-by Silke Zimmer-Merkle, Karlsruher Institut für Technologie (KIT), Germany
“Every crisis is an opportunity”, says the heading entry to this blog. Well, at least crises seem to be a trigger for change: societal, technological and general. This crisis may particularly be cut out for reflecting our daily habits and routines as on the one hand side we have to rearrange them and on the other the lockdown gives us (beside home-office and home-schooling challenges, at least little) moments to pause and think. Some post in this blog have already done so and I can’t resist to reply to Gert Schmidt’s entry (https://cas.ihs.ac.at/a-return-of-the-car/).

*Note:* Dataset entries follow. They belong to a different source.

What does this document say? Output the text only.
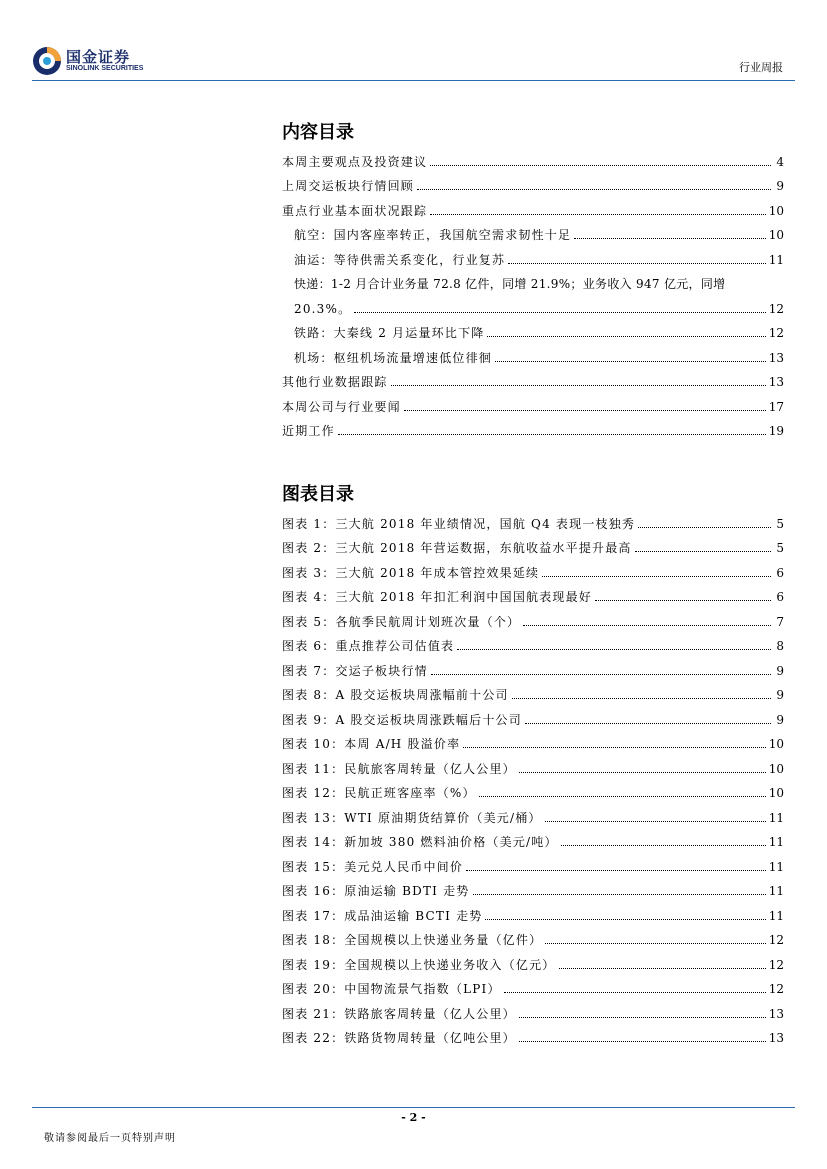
国金证券
SINOLINK SECURITIES	行业周报
内容目录
本周主要观点及投资建议	4
上周交运板块行情回顾	9
重点行业基本面状况跟踪	10
航空：国内客座率转正，我国航空需求韧性十足	10
油运：等待供需关系变化，行业复苏	11
快递：1-2 月合计业务量 72.8 亿件，同增 21.9%；业务收入 947 亿元，同增
20.3%。	12
铁路：大秦线 2 月运量环比下降	12
机场：枢纽机场流量增速低位徘徊	13
其他行业数据跟踪	13
本周公司与行业要闻	17
近期工作	19
图表目录
图表 1：三大航 2018 年业绩情况，国航 Q4 表现一枝独秀	5
图表 2：三大航 2018 年营运数据，东航收益水平提升最高	5
图表 3：三大航 2018 年成本管控效果延续	6
图表 4：三大航 2018 年扣汇利润中国国航表现最好	6
图表 5：各航季民航周计划班次量（个）	7
图表 6：重点推荐公司估值表	8
图表 7：交运子板块行情	9
图表 8：A 股交运板块周涨幅前十公司	9
图表 9：A 股交运板块周涨跌幅后十公司	9
图表 10：本周 A/H 股溢价率	10
图表 11：民航旅客周转量（亿人公里）	10
图表 12：民航正班客座率（%）	10
图表 13：WTI 原油期货结算价（美元/桶）	11
图表 14：新加坡 380 燃料油价格（美元/吨）	11
图表 15：美元兑人民币中间价	11
图表 16：原油运输 BDTI 走势	11
图表 17：成品油运输 BCTI 走势	11
图表 18：全国规模以上快递业务量（亿件）	12
图表 19：全国规模以上快递业务收入（亿元）	12
图表 20：中国物流景气指数（LPI）	12
图表 21：铁路旅客周转量（亿人公里）	13
图表 22：铁路货物周转量（亿吨公里）	13
- 2 -
敬请参阅最后一页特别声明
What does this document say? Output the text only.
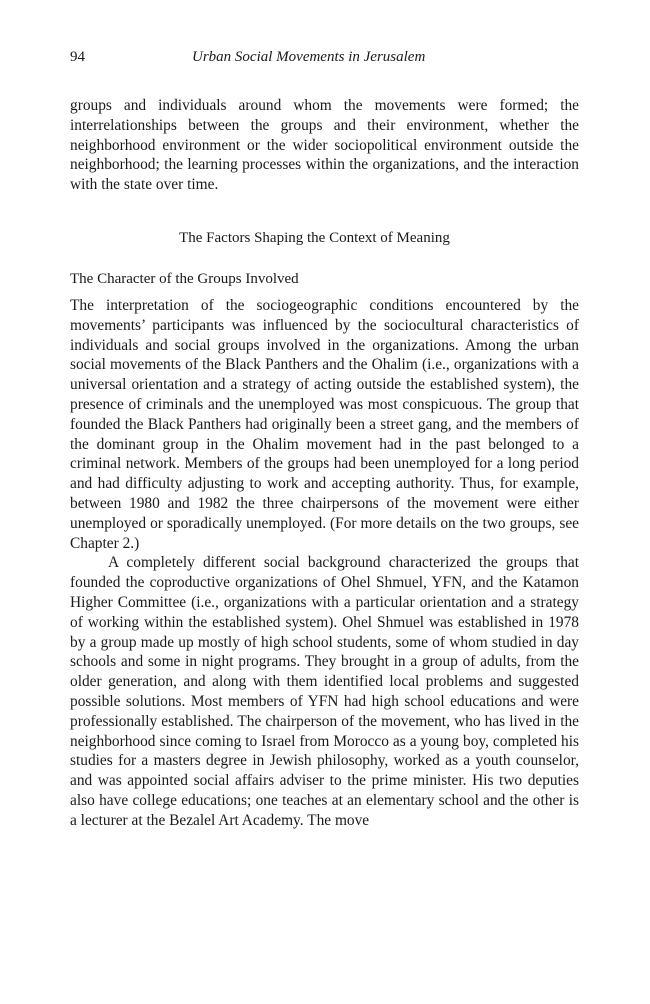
94	Urban Social Movements in Jerusalem

groups and individuals around whom the movements were formed; the interrelationships between the groups and their environment, whether the neighborhood environment or the wider sociopolitical environment outside the neighborhood; the learning processes within the organizations, and the interaction with the state over time.

The Factors Shaping the Context of Meaning
The Character of the Groups Involved

The interpretation of the sociogeographic conditions encountered by the movements’ participants was influenced by the sociocultural characteristics of individuals and social groups involved in the organizations. Among the urban social movements of the Black Panthers and the Ohalim (i.e., organizations with a universal orientation and a strategy of acting outside the established system), the presence of criminals and the unemployed was most conspicuous. The group that founded the Black Panthers had originally been a street gang, and the members of the dominant group in the Ohalim movement had in the past belonged to a criminal network. Members of the groups had been unemployed for a long period and had difficulty adjusting to work and accepting authority. Thus, for example, between 1980 and 1982 the three chairpersons of the movement were either unemployed or sporadically unemployed. (For more details on the two groups, see Chapter 2.)

A completely different social background characterized the groups that founded the coproductive organizations of Ohel Shmuel, YFN, and the Katamon Higher Committee (i.e., organizations with a particular orientation and a strategy of working within the established system). Ohel Shmuel was established in 1978 by a group made up mostly of high school students, some of whom studied in day schools and some in night programs. They brought in a group of adults, from the older generation, and along with them identified local problems and suggested possible solutions. Most members of YFN had high school educations and were professionally established. The chairperson of the movement, who has lived in the neighborhood since coming to Israel from Morocco as a young boy, completed his studies for a masters degree in Jewish philosophy, worked as a youth counselor, and was appointed social affairs adviser to the prime minister. His two deputies also have college educations; one teaches at an elementary school and the other is a lecturer at the Bezalel Art Academy. The move
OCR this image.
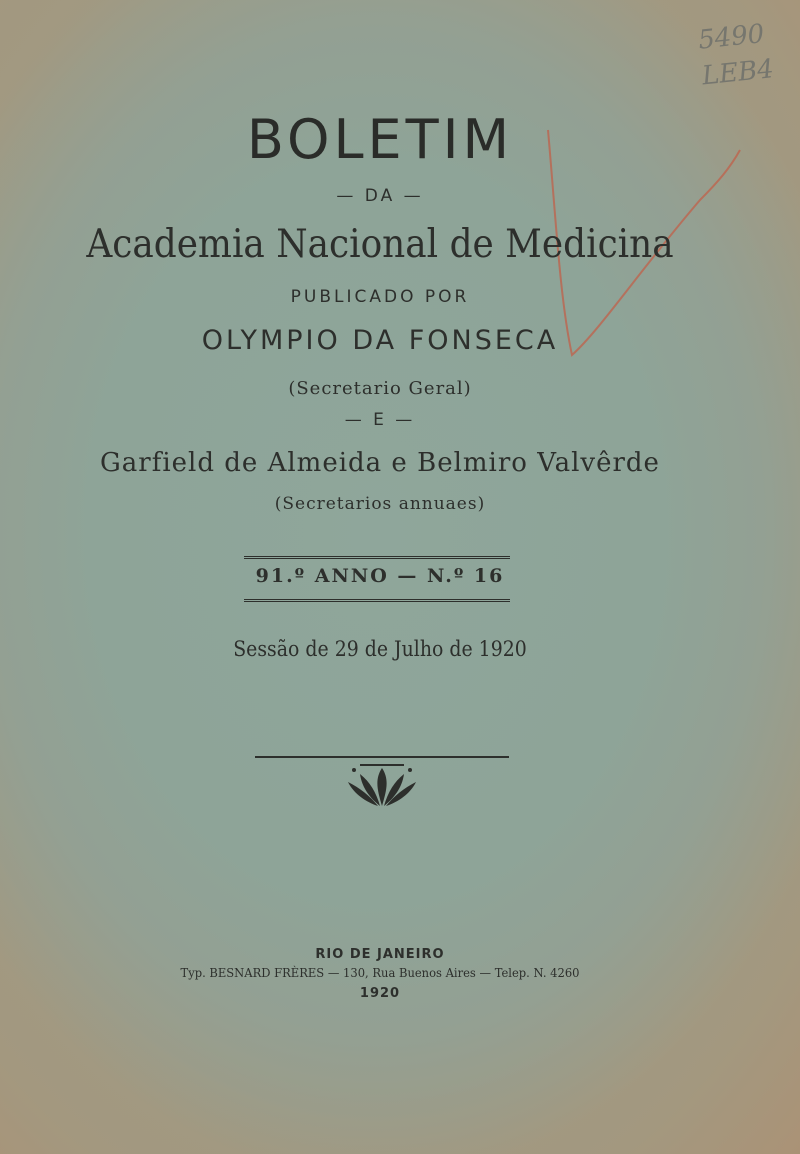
5490 LEB4
BOLETIM
— DA —
Academia Nacional de Medicina
PUBLICADO POR
OLYMPIO DA FONSECA
(Secretario Geral)
— E —
Garfield de Almeida e Belmiro Valvêrde
(Secretarios annuaes)
91.º ANNO — N.º 16
Sessão de 29 de Julho de 1920
RIO DE JANEIRO
Typ. BESNARD FRÈRES — 130, Rua Buenos Aires — Telep. N. 4260
1920
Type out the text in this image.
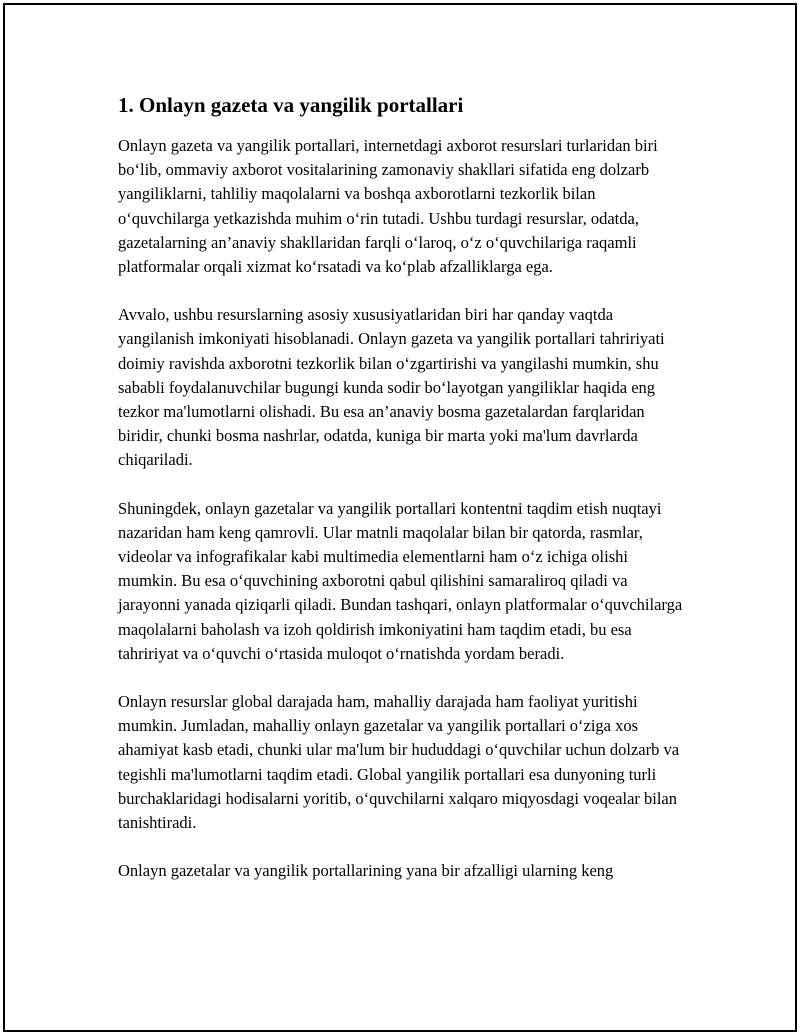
1. Onlayn gazeta va yangilik portallari

Onlayn gazeta va yangilik portallari, internetdagi axborot resurslari turlaridan biri bo‘lib, ommaviy axborot vositalarining zamonaviy shakllari sifatida eng dolzarb yangiliklarni, tahliliy maqolalarni va boshqa axborotlarni tezkorlik bilan o‘quvchilarga yetkazishda muhim o‘rin tutadi. Ushbu turdagi resurslar, odatda, gazetalarning an’anaviy shakllaridan farqli o‘laroq, o‘z o‘quvchilariga raqamli platformalar orqali xizmat ko‘rsatadi va ko‘plab afzalliklarga ega.

Avvalo, ushbu resurslarning asosiy xususiyatlaridan biri har qanday vaqtda yangilanish imkoniyati hisoblanadi. Onlayn gazeta va yangilik portallari tahririyati doimiy ravishda axborotni tezkorlik bilan o‘zgartirishi va yangilashi mumkin, shu sababli foydalanuvchilar bugungi kunda sodir bo‘layotgan yangiliklar haqida eng tezkor ma'lumotlarni olishadi. Bu esa an’anaviy bosma gazetalardan farqlaridan biridir, chunki bosma nashrlar, odatda, kuniga bir marta yoki ma'lum davrlarda chiqariladi.

Shuningdek, onlayn gazetalar va yangilik portallari kontentni taqdim etish nuqtayi nazaridan ham keng qamrovli. Ular matnli maqolalar bilan bir qatorda, rasmlar, videolar va infografikalar kabi multimedia elementlarni ham o‘z ichiga olishi mumkin. Bu esa o‘quvchining axborotni qabul qilishini samaraliroq qiladi va jarayonni yanada qiziqarli qiladi. Bundan tashqari, onlayn platformalar o‘quvchilarga maqolalarni baholash va izoh qoldirish imkoniyatini ham taqdim etadi, bu esa tahririyat va o‘quvchi o‘rtasida muloqot o‘rnatishda yordam beradi.

Onlayn resurslar global darajada ham, mahalliy darajada ham faoliyat yuritishi mumkin. Jumladan, mahalliy onlayn gazetalar va yangilik portallari o‘ziga xos ahamiyat kasb etadi, chunki ular ma'lum bir hududdagi o‘quvchilar uchun dolzarb va tegishli ma'lumotlarni taqdim etadi. Global yangilik portallari esa dunyoning turli burchaklaridagi hodisalarni yoritib, o‘quvchilarni xalqaro miqyosdagi voqealar bilan tanishtiradi.

Onlayn gazetalar va yangilik portallarining yana bir afzalligi ularning keng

Only a couple of days ago (currently events come thick and fast…) I had similar thoughts: although having car sharing available on my doorstep, I would – in this situation – have been glad to have a car for my own. Soon though I realized these to be quite short-lived thoughts. There are not many everyday things left to do. Or, as Johannes Starkbaum formulates it: “#staythefuckathome”. If my medical treatment is not urgent, I do best not to visit my dentist’s practice and keep distance to as many people as possible. The same holds for friends and family. Only work (if home-office is not possible) and grocery shopping have remained good reasons to leave the house. (At least if we look at the majority of people; the exception proves the rule.) And very often, these – particularly visiting the next supermarket – can be done by bicycle or on foot. As this mainly holds for cities, once again the problem is in the periphery – as ever. I would guess: corona will only lead to a return of the car, if we want it. It could – social media says first cities already planned emergency bike networks to promote social distancing in transportation – also lead to other ends. It’s all in our hands.